Convincing senior management to pay more than lip service to diversity is a daunting task in some organizations.
To encourage diversity, its proponents have argued the issue from a number of vantage points. There’s the legal stick: hiring and promotion must be discrimination-free or else litigation costs will ensue. There’s the moral argument that it’s the right thing to do. For organizations with federal contracts there is the need to comply with diversity standards just to do business. For others there’s the bottom-line appeal which argues that to sell products and services to a multicultural society you need a diverse staff capable of understanding a diverse market. The bottom-line argument also states having a culturally diverse staff signals to the diverse masses that your organization is worthy of their patronage.
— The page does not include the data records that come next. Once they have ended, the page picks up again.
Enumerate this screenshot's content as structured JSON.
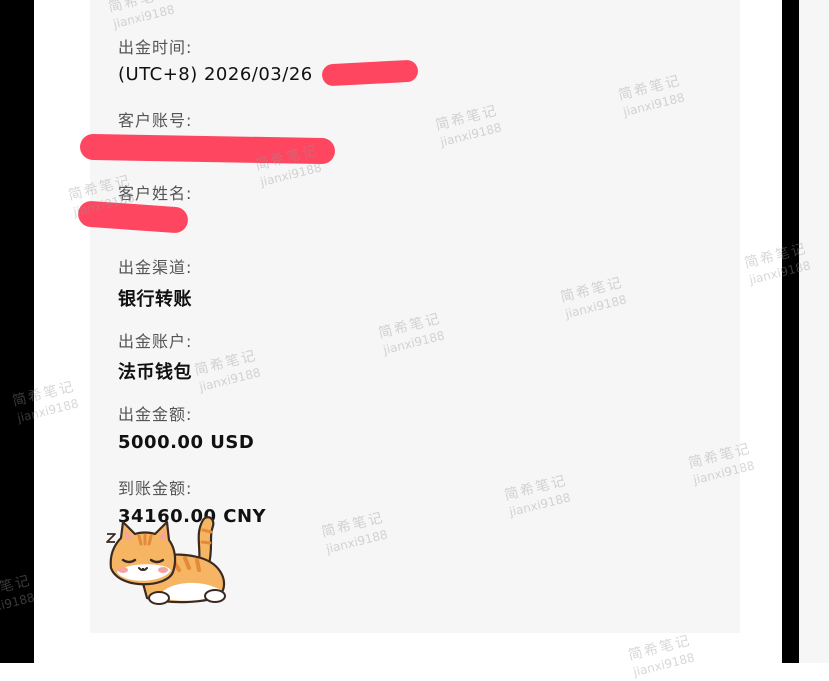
{
  "fields": [
    {
      "label": "出金时间:",
      "value": "(UTC+8) 2026/03/26"
    },
    {
      "label": "客户账号:",
      "value": ""
    },
    {
      "label": "客户姓名:",
      "value": ""
    },
    {
      "label": "出金渠道:",
      "value": "银行转账"
    },
    {
      "label": "出金账户:",
      "value": "法币钱包"
    },
    {
      "label": "出金金额:",
      "value": "5000.00 USD"
    },
    {
      "label": "到账金额:",
      "value": "34160.00 CNY"
    }
  ],
  "watermark": {
    "line1": "简希笔记",
    "line2": "jianxi9188"
  },
  "colors": {
    "redaction": "#ff2e4c",
    "card": "#f6f6f6"
  },
  "icons": [
    "sleeping-cat-sticker-icon"
  ]
}
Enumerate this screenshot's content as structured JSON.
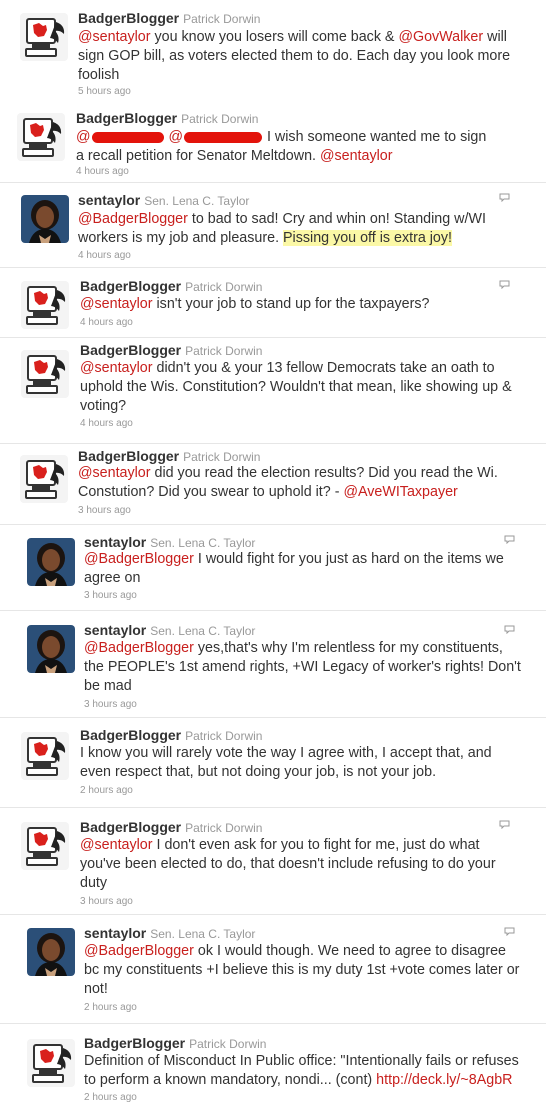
{
  "tweets": [
    {
      "handle": "BadgerBlogger",
      "name": "Patrick Dorwin",
      "m1": "@sentaylor",
      "t1": " you know you losers will come back & ",
      "m2": "@GovWalker",
      "t2": " will sign GOP bill, as voters elected them to do. Each day you look more foolish",
      "time": "5 hours ago"
    },
    {
      "handle": "BadgerBlogger",
      "name": "Patrick Dorwin",
      "a1": "@",
      "a2": " @",
      "t1": " I wish someone wanted me to sign a recall petition for Senator Meltdown. ",
      "m1": "@sentaylor",
      "time": "4 hours ago"
    },
    {
      "handle": "sentaylor",
      "name": "Sen. Lena C. Taylor",
      "m1": "@BadgerBlogger",
      "t1": " to bad to sad! Cry and whin on! Standing w/WI workers is my job and pleasure. ",
      "hl": "Pissing you off is extra joy!",
      "time": "4 hours ago"
    },
    {
      "handle": "BadgerBlogger",
      "name": "Patrick Dorwin",
      "m1": "@sentaylor",
      "t1": " isn't your job to stand up for the taxpayers?",
      "time": "4 hours ago"
    },
    {
      "handle": "BadgerBlogger",
      "name": "Patrick Dorwin",
      "m1": "@sentaylor",
      "t1": " didn't you & your 13 fellow Democrats take an oath to uphold the Wis. Constitution? Wouldn't that mean, like showing up & voting?",
      "time": "4 hours ago"
    },
    {
      "handle": "BadgerBlogger",
      "name": "Patrick Dorwin",
      "m1": "@sentaylor",
      "t1": " did you read the election results? Did you read the Wi. Constution? Did you swear to uphold it? - ",
      "m2": "@AveWITaxpayer",
      "time": "3 hours ago"
    },
    {
      "handle": "sentaylor",
      "name": "Sen. Lena C. Taylor",
      "m1": "@BadgerBlogger",
      "t1": " I would fight for you just as hard on the items we agree on",
      "time": "3 hours ago"
    },
    {
      "handle": "sentaylor",
      "name": "Sen. Lena C. Taylor",
      "m1": "@BadgerBlogger",
      "t1": " yes,that's why I'm relentless for my constituents, the PEOPLE's 1st amend rights, +WI Legacy of worker's rights! Don't be mad",
      "time": "3 hours ago"
    },
    {
      "handle": "BadgerBlogger",
      "name": "Patrick Dorwin",
      "t1": "I know you will rarely vote the way I agree with, I accept that, and even respect that, but not doing your job, is not your job.",
      "time": "2 hours ago"
    },
    {
      "handle": "BadgerBlogger",
      "name": "Patrick Dorwin",
      "m1": "@sentaylor",
      "t1": " I don't even ask for you to fight for me, just do what you've been elected to do, that doesn't include refusing to do your duty",
      "time": "3 hours ago"
    },
    {
      "handle": "sentaylor",
      "name": "Sen. Lena C. Taylor",
      "m1": "@BadgerBlogger",
      "t1": " ok I would though. We need to agree to disagree bc my constituents +I believe this is my duty 1st +vote comes later or not!",
      "time": "2 hours ago"
    },
    {
      "handle": "BadgerBlogger",
      "name": "Patrick Dorwin",
      "t1": "Definition of Misconduct In Public office: \"Intentionally fails or refuses to perform a known mandatory, nondi... (cont) ",
      "link": "http://deck.ly/~8AgbR",
      "time": "2 hours ago"
    }
  ]
}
Another plank in the push for effective diversity programs is the need to tap into a broad labour pool to meet staffing needs. It is this last point which just received a big boost from Statistics Canada.
As our cover story reports (see “Related Articles” link below), by 2011 new immigrants are expected to account for most of the growth in the labour force. Recognizing the need to attract skilled immigrants, Ottawa is already putting policies in place to expedite the immigration of professionals and tradespeople whose expertise are in demand. And the recognition of foreign credentials has also been receiving government attention.
With an aging society and forecast labour shortages in nearly every sector across the country, recruiting (and retaining) workers from all cultural groups is imperative. Not only must organizations draw workers from every cultural group within Canada, StatsCan’s figures show companies need to be ready to attract immigrants the minute they set foot on Canadian soil or risk losing them to the competition.
Diversity managers have complained about the difficulty in getting CEOs to support diversity programs, but with labour force growth dependent upon immigrants the tables are turning. CEOs may soon be the ones knocking on diversity managers doors looking for the expertise to build programs that not only attract diverse staff but also give them a reason to stay with an organization.
Where legal, moral and marketing arguments for diversity have failed, severe staffing shortages will succeed in driving home the point that diversity is good for business.